DISCOVERING HYPEROBJECTS
When you go through the rabbit hole of object-oriented ontology, the first thing that happens to you — and this happened to its founder, Graham Harman — is that you’re like, OMG, I’m surrounded by all these things and permeated by them. I’ve got eyebrows, and in these eyebrows there are little crustaceans, and in these crustaceans there are these other things. I’m penetrated and permeated and surrounded by these objects — I can’t get them off me! And that’s ecological awareness, realizing that you have poisons and toxins and bacteria everywhere and you can’t get them off.
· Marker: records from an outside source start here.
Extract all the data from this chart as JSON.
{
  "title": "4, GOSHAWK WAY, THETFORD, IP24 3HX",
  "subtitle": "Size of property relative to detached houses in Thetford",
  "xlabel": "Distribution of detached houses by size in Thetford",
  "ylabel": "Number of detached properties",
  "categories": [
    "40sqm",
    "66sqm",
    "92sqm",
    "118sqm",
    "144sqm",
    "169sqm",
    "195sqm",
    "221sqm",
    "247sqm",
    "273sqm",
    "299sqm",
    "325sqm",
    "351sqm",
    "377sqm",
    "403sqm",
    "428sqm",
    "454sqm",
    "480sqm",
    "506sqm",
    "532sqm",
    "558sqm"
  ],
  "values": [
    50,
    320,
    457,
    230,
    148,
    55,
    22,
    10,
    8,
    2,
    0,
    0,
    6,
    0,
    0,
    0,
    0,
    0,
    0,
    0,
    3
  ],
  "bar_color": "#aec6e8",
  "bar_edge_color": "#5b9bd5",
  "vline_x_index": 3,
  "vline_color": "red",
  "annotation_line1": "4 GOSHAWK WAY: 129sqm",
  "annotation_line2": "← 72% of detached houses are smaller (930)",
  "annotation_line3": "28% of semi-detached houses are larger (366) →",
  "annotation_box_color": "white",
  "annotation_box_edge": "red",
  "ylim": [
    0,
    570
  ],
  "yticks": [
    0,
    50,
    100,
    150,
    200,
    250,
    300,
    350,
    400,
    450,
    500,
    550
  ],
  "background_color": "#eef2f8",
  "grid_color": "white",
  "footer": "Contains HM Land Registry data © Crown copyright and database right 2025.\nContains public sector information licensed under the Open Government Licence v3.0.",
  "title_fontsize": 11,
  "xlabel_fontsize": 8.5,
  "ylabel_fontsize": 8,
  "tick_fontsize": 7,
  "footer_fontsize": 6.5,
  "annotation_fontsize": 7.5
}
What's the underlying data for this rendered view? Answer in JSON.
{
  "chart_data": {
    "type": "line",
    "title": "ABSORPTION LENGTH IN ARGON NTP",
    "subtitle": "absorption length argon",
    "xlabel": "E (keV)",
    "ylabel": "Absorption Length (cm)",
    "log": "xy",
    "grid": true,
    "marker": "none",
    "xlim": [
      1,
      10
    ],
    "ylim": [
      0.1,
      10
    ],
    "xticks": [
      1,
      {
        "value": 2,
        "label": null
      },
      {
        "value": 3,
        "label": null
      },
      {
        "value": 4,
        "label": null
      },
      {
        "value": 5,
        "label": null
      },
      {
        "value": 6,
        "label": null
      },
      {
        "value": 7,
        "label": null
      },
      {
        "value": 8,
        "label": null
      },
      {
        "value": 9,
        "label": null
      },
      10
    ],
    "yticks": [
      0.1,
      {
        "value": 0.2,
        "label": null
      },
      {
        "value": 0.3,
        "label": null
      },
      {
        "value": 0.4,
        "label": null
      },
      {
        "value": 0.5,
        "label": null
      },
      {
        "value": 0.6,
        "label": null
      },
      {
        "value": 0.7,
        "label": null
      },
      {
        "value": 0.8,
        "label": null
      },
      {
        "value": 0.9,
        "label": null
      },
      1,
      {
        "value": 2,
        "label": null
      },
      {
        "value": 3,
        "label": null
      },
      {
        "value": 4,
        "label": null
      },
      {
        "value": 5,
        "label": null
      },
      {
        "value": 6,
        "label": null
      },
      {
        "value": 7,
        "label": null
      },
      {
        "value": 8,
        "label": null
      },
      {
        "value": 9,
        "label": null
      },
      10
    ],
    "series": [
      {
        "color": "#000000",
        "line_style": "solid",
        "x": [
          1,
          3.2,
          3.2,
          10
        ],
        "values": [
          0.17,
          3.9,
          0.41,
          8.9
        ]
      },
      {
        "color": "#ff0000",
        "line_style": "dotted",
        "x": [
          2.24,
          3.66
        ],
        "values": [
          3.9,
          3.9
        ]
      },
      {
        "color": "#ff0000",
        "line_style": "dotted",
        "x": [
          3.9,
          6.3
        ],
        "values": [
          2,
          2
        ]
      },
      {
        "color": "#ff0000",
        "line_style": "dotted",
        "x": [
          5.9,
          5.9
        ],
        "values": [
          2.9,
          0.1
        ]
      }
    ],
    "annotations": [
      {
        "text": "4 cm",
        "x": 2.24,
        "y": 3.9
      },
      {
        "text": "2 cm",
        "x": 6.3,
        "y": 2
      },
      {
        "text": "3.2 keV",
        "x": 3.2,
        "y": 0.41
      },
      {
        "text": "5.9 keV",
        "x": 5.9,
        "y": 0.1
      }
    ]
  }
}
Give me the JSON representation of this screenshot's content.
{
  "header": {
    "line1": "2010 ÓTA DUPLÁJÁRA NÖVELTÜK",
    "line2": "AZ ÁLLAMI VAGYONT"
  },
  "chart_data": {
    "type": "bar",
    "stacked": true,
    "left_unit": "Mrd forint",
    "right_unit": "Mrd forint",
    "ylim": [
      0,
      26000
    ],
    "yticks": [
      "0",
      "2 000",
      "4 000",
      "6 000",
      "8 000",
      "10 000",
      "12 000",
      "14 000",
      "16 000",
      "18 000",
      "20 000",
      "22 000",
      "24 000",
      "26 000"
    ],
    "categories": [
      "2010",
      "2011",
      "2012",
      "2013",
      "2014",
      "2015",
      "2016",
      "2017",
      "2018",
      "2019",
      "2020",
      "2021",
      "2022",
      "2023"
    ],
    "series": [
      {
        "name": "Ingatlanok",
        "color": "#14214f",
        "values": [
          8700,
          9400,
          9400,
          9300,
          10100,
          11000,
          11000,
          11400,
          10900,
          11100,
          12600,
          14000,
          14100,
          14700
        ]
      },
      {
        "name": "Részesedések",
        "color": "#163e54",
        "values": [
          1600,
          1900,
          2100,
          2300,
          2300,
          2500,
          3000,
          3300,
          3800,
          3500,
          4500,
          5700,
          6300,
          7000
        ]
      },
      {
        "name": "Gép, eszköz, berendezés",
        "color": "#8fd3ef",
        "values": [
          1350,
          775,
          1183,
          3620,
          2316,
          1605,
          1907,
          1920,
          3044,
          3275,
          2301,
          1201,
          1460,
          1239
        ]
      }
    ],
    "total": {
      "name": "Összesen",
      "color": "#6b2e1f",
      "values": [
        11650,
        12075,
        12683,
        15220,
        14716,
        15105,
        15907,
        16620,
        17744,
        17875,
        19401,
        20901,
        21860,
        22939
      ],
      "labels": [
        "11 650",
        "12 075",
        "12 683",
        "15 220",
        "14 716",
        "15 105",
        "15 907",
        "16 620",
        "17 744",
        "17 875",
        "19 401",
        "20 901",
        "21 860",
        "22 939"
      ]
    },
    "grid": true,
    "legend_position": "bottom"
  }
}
NOT YOUR GRANDDADDY’S REAL
Some of these things are actually symptoms of other things I can hardly see. Like, I probably have all this scar tissue in me from radiation — ultraviolet light, X-rays. This is evidence of something that’s real, but I can’t see it or touch it. So I started thinking, what’s a good word for that? Like, all the styrofoam in the world — think of the Pacific garbage patch. I’m going to call it “hyperobject.” It’s hyper because I can’t see it or touch it, but it’s an object because it’s actually physical and real. But it’s not my granddaddy’s real.
WHAT IS REAL?
[The term hyperobjects] is a very good way of talking about ecological things. We don’t really have language for the climate — we can’t point to it. So global warming deniers have a point, which is that we can’t see it anywhere. It gives a word for something that’s real, even though you can’t see or touch it.
WHEN BJÖRK EMAILS
I was just checking my inbox one day last July, and I found an email: “Good evening, my name is Björk.” It was pretty amazing. Of all the people I would have liked to work with since graduate school, she would be No. 1. And then we began this three-month email dialogue, a kind of a mind meld. It’s really the nicest thing I’ve ever done, both in terms of the experience of it and the writing.
MUSIC AS ECOLOGICAL ART
Björk expresses really profound and vulnerable things to millions of people. It has to do with all forms of perceiving and all forms of technology, whether it be the singing voice or the latest computer technology. She’s working with some really deep things. I’ve always seen it as a kind of ecological art.
FINDING A HOME AT RICE
Something about the chemistry of Rice and Houston allows for eccentric weirdos such as myself to be semi in charge of stuff. Something about the fact that this is not the East Coast or the West Coast actually allows people to be a little more creative on the humanistic side. I feel like there’s a conversation that we could have at Rice, possibly better than anywhere else, between humanistic research and science and engineering.
ECOLOGICAL POLITICS
I like being in a place where there’s that much connection to oil. Ecological politics is always hypocritical, because you can’t be nice to everything at the same time. You can’t be nice to the bunny rabbit parasite and the bunny rabbit. You’re always going to be doing something “wrong.” We play this game of spot-the-hypocrite, whether we’re on the right or the left. But once you know that everything’s interconnected, then everything you do is a little hypocritical, because if you do this you’re not doing that.
FINDING ONESELF IN TEXAS
There’s a kind of can-do, let’s get it done attitude. If you want to save the world, you might as well get some Texan guy. The Brits are good for emergencies — everybody be calm, let’s proceed in an orderly way to the exits — but if you want to save the world you need someone who’s willing to bend the rules a little bit.
—This story first appeared in the Spring 2015 issue of Rice Magazine.